There is a school of thought that maintains that music can’t be taught in the cloistered environs of institutions and that it is the university of the streets where musicians should learn their craft. Lighthouse goes along with that.
When he got to DC in the late 1980s, he spent hours playing in the streets, observing passers-by and the ebb and flow of urban life, and even mixing things musically.

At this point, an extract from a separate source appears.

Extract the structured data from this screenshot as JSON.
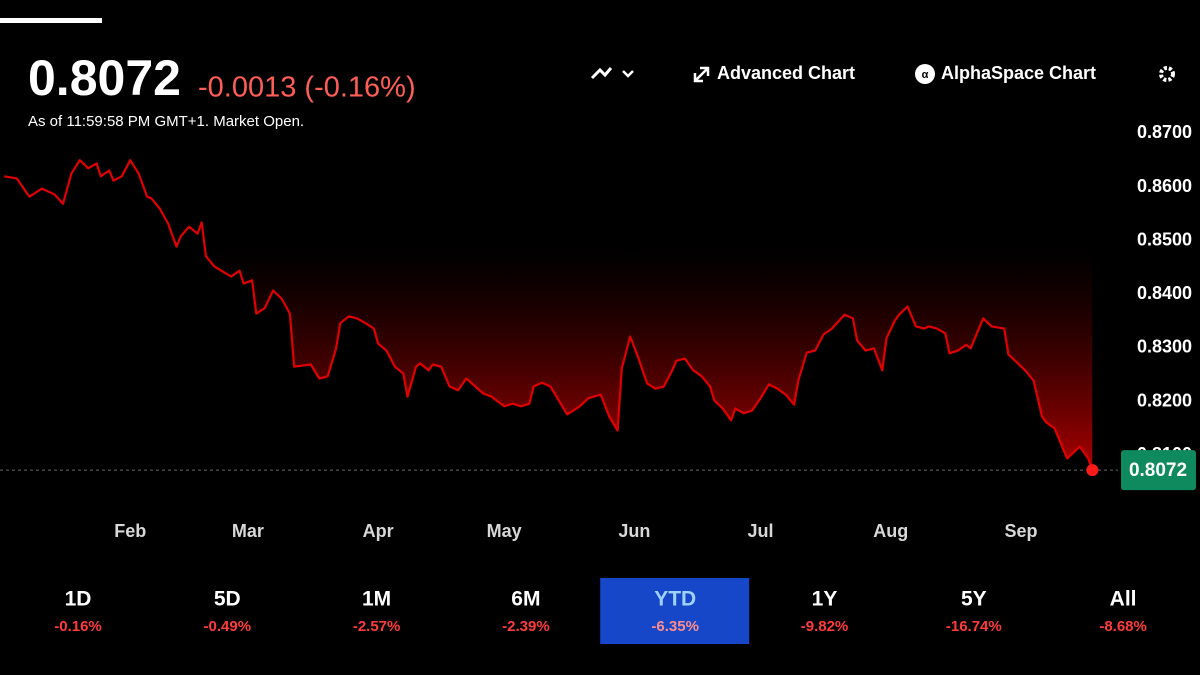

“It was a great feeling for me to jam with all those people from different backgrounds. In the summer, it felt a bit like a neverending street party. And what was best, you could see how music really works. And there were so many kinds of people who’d stop and listen to me for a while. They could be rich or poor or from all sorts of cultures. That’s the great thing about music – it bridges over people’s ethnicity,” he remarks.
While he’s here, no doubt Lighthouse will get the chance to jam and perform for people with all sorts of cultural background, and it will be interesting to see if, and how, his “Israeli experience” informs his future work.
“I am just really happy to be coming to Israel. It’s going to be great,” he says.